Monday - First alternating week in order (that being started in January 30th) being Route 1A, serving Kinmount, Burnt River, Fenelon Falls, Southview Estates, Cameron, and Pleasant View, and Second alternating week in order (that being started in January 23rd) being Route 1B, serving Norland, Coboconk, Fenelon Falls, and Joyvista Estates

Tuesday - Route 2, serving Victoria Place, Bobcaygeon, and Dunsford

Thursday - Route 3, serving Bethany, Omemee, Riverwood Estates, Lindsay, Chandler’s Corners, Oakwood, and Little Britain.

It was cancelled, but has been brought back on June 24th, 2013. It ran until June 27th, 2015 and hasn’t revived since, but a third revival was being thought of, connecting Bobcaygeon and Fenelon Falls to Lindsay.On September 8th, 2014, newer services ran on the Blue line going from the intersection of Colborne Street West to Kent Street West, also with them changing their map to a more accurate map scale of Lindsay.On July 7th, 2019, following a concern for people only using public transit, Lindsay Transit started operations 7 days a week. Also on that same day, the transit hub has moved one block.On February 23rd, 2023, the Orange Route running from Victoria Avenue at Kent Street to Kent Street at Albert Street started running services and posters on bus stops helped promote the new service by using pun-like jokes about oranges. It has been planned since 2019.

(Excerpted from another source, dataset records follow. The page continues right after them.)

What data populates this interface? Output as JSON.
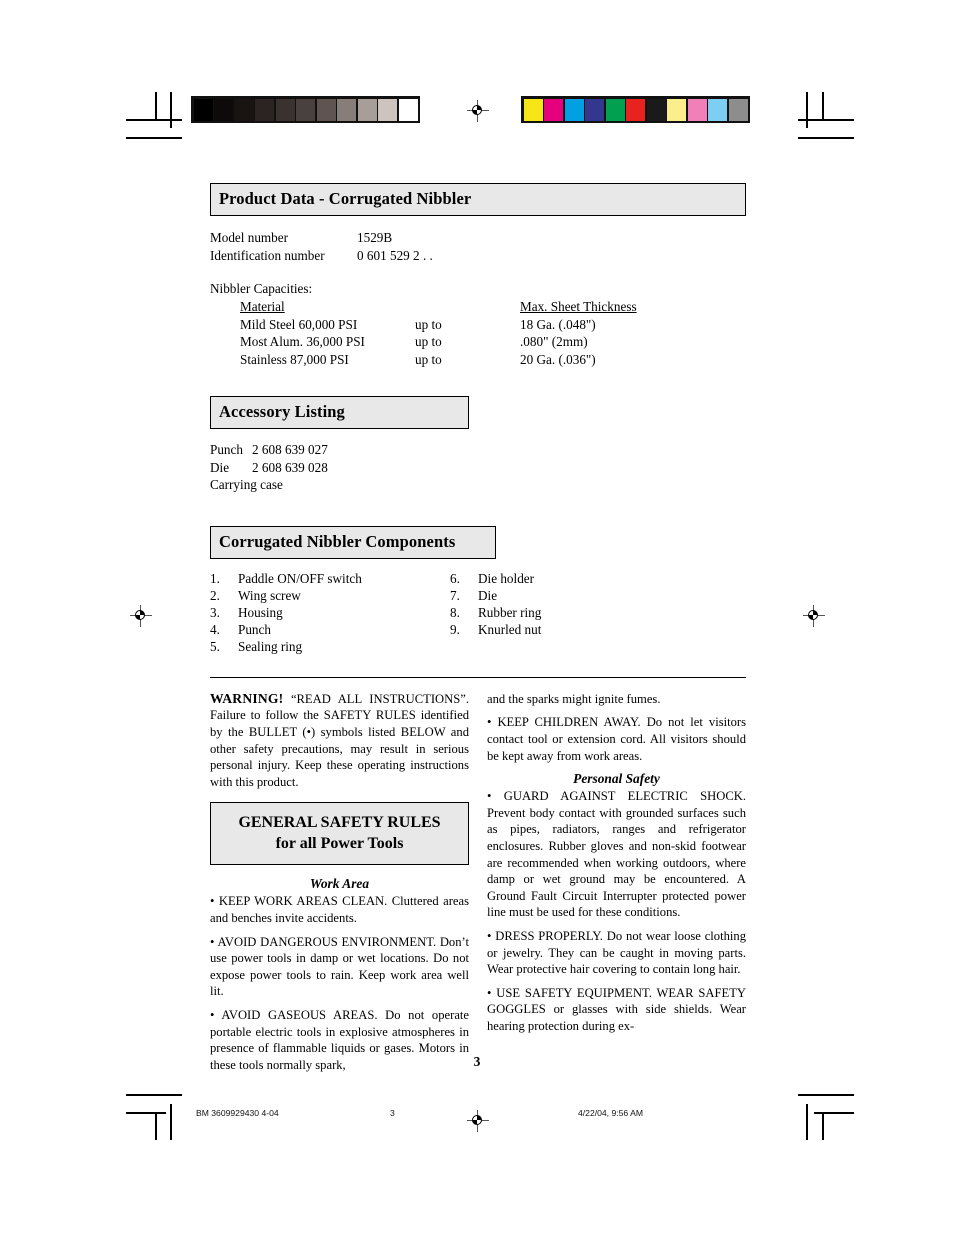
{
  "document": {
    "page_number": "3"
  },
  "print_marks": {
    "grayscale_swatches": [
      "#000000",
      "#0d0a09",
      "#191412",
      "#2b2422",
      "#3a322f",
      "#4a403d",
      "#5f5450",
      "#887e79",
      "#a89e99",
      "#cdc4bf",
      "#ffffff"
    ],
    "color_swatches": [
      "#f7e617",
      "#e5007d",
      "#00a0e3",
      "#33378f",
      "#00a050",
      "#e8221e",
      "#1a1a1a",
      "#faef8a",
      "#f280b8",
      "#7ecef4",
      "#8d8d8d"
    ],
    "registration_icon": "registration-target-icon"
  },
  "product_data": {
    "heading": "Product Data -  Corrugated Nibbler",
    "specs": [
      {
        "label": "Model number",
        "value": "1529B"
      },
      {
        "label": "Identification number",
        "value": "0 601 529 2 . ."
      }
    ],
    "capacities_title": "Nibbler Capacities:",
    "capacities_headers": {
      "material": "Material",
      "upto": "",
      "thickness": "Max. Sheet Thickness"
    },
    "capacities_rows": [
      {
        "material": "Mild Steel 60,000 PSI",
        "upto": "up to",
        "thickness": "18 Ga. (.048\")"
      },
      {
        "material": "Most Alum. 36,000 PSI",
        "upto": "up to",
        "thickness": ".080\" (2mm)"
      },
      {
        "material": "Stainless 87,000 PSI",
        "upto": "up to",
        "thickness": "20 Ga. (.036\")"
      }
    ]
  },
  "accessory_listing": {
    "heading": "Accessory Listing",
    "rows": [
      {
        "name": "Punch",
        "number": "2 608 639 027"
      },
      {
        "name": "Die",
        "number": "2 608 639 028"
      },
      {
        "name": "Carrying case",
        "number": ""
      }
    ]
  },
  "components": {
    "heading": "Corrugated Nibbler Components",
    "left": [
      {
        "num": "1.",
        "label": "Paddle ON/OFF switch"
      },
      {
        "num": "2.",
        "label": "Wing screw"
      },
      {
        "num": "3.",
        "label": "Housing"
      },
      {
        "num": "4.",
        "label": "Punch"
      },
      {
        "num": "5.",
        "label": "Sealing ring"
      }
    ],
    "right": [
      {
        "num": "6.",
        "label": "Die holder"
      },
      {
        "num": "7.",
        "label": "Die"
      },
      {
        "num": "8.",
        "label": "Rubber ring"
      },
      {
        "num": "9.",
        "label": "Knurled nut"
      }
    ]
  },
  "warning": {
    "word": "WARNING!",
    "text": "  “READ ALL INSTRUCTIONS”. Failure to follow the SAFETY RULES identified by the BULLET (•) symbols listed BELOW and other safety precautions, may result in serious personal injury.  Keep these operating instructions with this product."
  },
  "general_safety_box": {
    "line1": "GENERAL SAFETY RULES",
    "line2": "for all Power Tools"
  },
  "work_area": {
    "subhead": "Work Area",
    "items": [
      "•  KEEP WORK AREAS CLEAN.  Cluttered areas and benches invite accidents.",
      "•  AVOID DANGEROUS ENVIRONMENT. Don’t use power tools in damp or wet locations. Do not expose power tools to rain.  Keep work area well lit.",
      "•  AVOID GASEOUS AREAS.  Do not operate portable electric tools in explosive atmospheres in presence of flammable liquids or gases. Motors in these tools normally spark,"
    ]
  },
  "right_column": {
    "continuation": "and the sparks might ignite fumes.",
    "children_item": "•  KEEP CHILDREN AWAY.  Do not let visitors contact tool or extension cord.  All visitors should be kept away from work areas.",
    "personal_safety_subhead": "Personal Safety",
    "items": [
      "• GUARD AGAINST ELECTRIC SHOCK. Prevent body contact with grounded surfaces such as pipes, radiators, ranges and refrigerator enclosures. Rubber gloves and non-skid footwear are recommended when working outdoors, where damp or wet ground may be encountered. A Ground Fault Circuit Interrupter protected power line must be used for these conditions.",
      "•  DRESS PROPERLY.  Do not wear loose clothing or jewelry. They can be caught in moving parts. Wear protective hair covering to contain long hair.",
      "• USE SAFETY EQUIPMENT. WEAR SAFETY GOGGLES or glasses with side shields. Wear hearing protection during ex-"
    ]
  },
  "footer": {
    "left": "BM 3609929430 4-04",
    "center": "3",
    "right": "4/22/04, 9:56 AM"
  }
}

Under a draft plan, there will be four things added by 2027 to 2036. That being two new routes and increasing frequency for Lindsay Transit by 2027, adding routes to Bobcaygeon and Fenelon Falls by 2028, adding connections to nearby municipalities, and adding microtransit in rural areas also by 2028.

By 2041, GO Transit is setting goals to bring service from Lindsay to Peterborough, Oshawa, and the planned Bowmanville GO Station.

==Routes==
The routes run on a loop that runs every hour, starting from Victoria Avenue at Kent Street; the transit hub, where all of the buses running the four routes meet.

== LIMO Specialized Transit ==
Lindsay Mobility Specialized Transit (often shortened to LIMO Specialized Transit) is a paratransit subset of Lindsay Transit that provides door-to-door service for people with physical or functional disabilities.